Und für mich. Brauchte es in meinem Fall nicht mehr als diese Erinnerung, um der Antwort auf meine Frage, was Ver- oder folglich auch Ent-Wurzelung bedeutet, erstmals ein Gesicht zu verleihen. Mir wurde klar, dass das Leben unserer Ahnen schlussendlich genau darin bestanden hatte: im Einklang mit der Natur. Und damit auch im Einklang mit ihnen selbst. Mit dem, was auch sie ihrem Ursprung nach waren: Natur. Es ist dieses Ursprüngliche, was Sven Schilling zum Leben erweckt. Die Heimat der Eiche, der Schutz des Eisens, die Beständigkeit des Leders oder das Bewahrende des Pergaments: All diese Attribute bräuchten wir allsgleich innerhalb unseres Menschseins. Und besaßen – oder vielmehr: lebten – sie einst auch. Bevor der Schleier der Beziehungslosigkeit uns nicht nur von der Natur um uns, sondern allem voran auch von der Natur in uns zu trennen begann. Diese Lücke macht Schillings Kunst in meinen Augen sichtbar. Gleich es ihr Halt in eben jenem Archaischen ist, der sie zu einem Türöffner der Rückbindung werden lässt, ist es die Beziehungslosigkeit im Trauma, die durch die Naturannäherung der von ihm gebrauchten Urelemente ihre Auflösung findet. Fernab von Theorie und Psychologisierung gelingt ihm mit seiner Kunst ein Schritt in die Richtung, in die seit knapp einem Jahrhundert kaum jemand mehr gegangen ist: Die Auflösung des Urtraumas der Deutschen in nichts Geringerem als in der Wiedervereinigung von Eiche und Eisen.

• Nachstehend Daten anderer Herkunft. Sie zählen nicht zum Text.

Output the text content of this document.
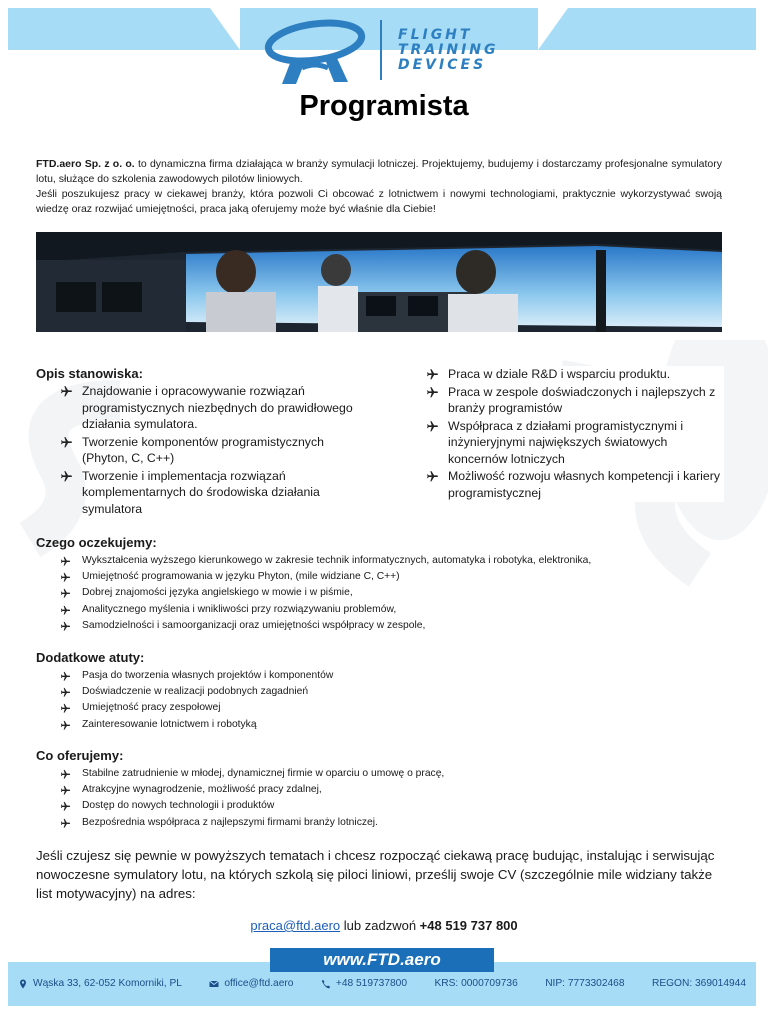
FLIGHT
TRAINING
DEVICES
Programista

FTD.aero Sp. z o. o. to dynamiczna firma działająca w branży symulacji lotniczej. Projektujemy, budujemy i dostarczamy profesjonalne symulatory lotu, służące do szkolenia zawodowych pilotów liniowych.

Jeśli poszukujesz pracy w ciekawej branży, która pozwoli Ci obcować z lotnictwem i nowymi technologiami, praktycznie wykorzystywać swoją wiedzę oraz rozwijać umiejętności, praca jaką oferujemy może być właśnie dla Ciebie!

Opis stanowiska:
Znajdowanie i opracowywanie rozwiązań programistycznych niezbędnych do prawidłowego działania symulatora.
Tworzenie komponentów programistycznych (Phyton, C, C++)
Tworzenie i implementacja rozwiązań komplementarnych do środowiska działania symulatora
Praca w dziale R&D i wsparciu produktu.
Praca w zespole doświadczonych i najlepszych z branży programistów
Współpraca z działami programistycznymi i inżynieryjnymi największych światowych koncernów lotniczych
Możliwość rozwoju własnych kompetencji i kariery programistycznej
Czego oczekujemy:
Wykształcenia wyższego kierunkowego w zakresie technik informatycznych, automatyka i robotyka, elektronika,
Umiejętność programowania w języku Phyton, (mile widziane C, C++)
Dobrej znajomości języka angielskiego w mowie i w piśmie,
Analitycznego myślenia i wnikliwości przy rozwiązywaniu problemów,
Samodzielności i samoorganizacji oraz umiejętności współpracy w zespole,
Dodatkowe atuty:
Pasja do tworzenia własnych projektów i komponentów
Doświadczenie w realizacji podobnych zagadnień
Umiejętność pracy zespołowej
Zainteresowanie lotnictwem i robotyką
Co oferujemy:
Stabilne zatrudnienie w młodej, dynamicznej firmie w oparciu o umowę o pracę,
Atrakcyjne wynagrodzenie, możliwość pracy zdalnej,
Dostęp do nowych technologii i produktów
Bezpośrednia współpraca z najlepszymi firmami branży lotniczej.

Jeśli czujesz się pewnie w powyższych tematach i chcesz rozpocząć ciekawą pracę budując, instalując i serwisując nowoczesne symulatory lotu, na których szkolą się piloci liniowi, prześlij swoje CV (szczególnie mile widziany także list motywacyjny) na adres:

praca@ftd.aero lub zadzwoń +48 519 737 800
Wąska 33, 62-052 Komorniki, PL	office@ftd.aero	+48 519737800	KRS: 0000709736	NIP: 7773302468	REGON: 369014944
www.FTD.aero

Urelemente – Schilling – Welt
Der Schlüssel hierfür liegt für mich in der Beziehungsqualität von Schillings Kunst als solcher. Diese beinhaltet nämlich nicht nur die Elemente Eisen, Eiche, Leder untereinander, sondern zudem auch Schilling selbst – wie auch die Welt, zu der er über die Naturstoffe als Informationsträger in Dialog tritt. In der Auseinandersetzung mit ihr und ihnen scheint Schilling auf das alchemistische Rätsel, was die Welt in ihrem Innersten zusammenhält, eine von seiner Kunst verkörperte Antwort gefunden zu haben: Beziehung.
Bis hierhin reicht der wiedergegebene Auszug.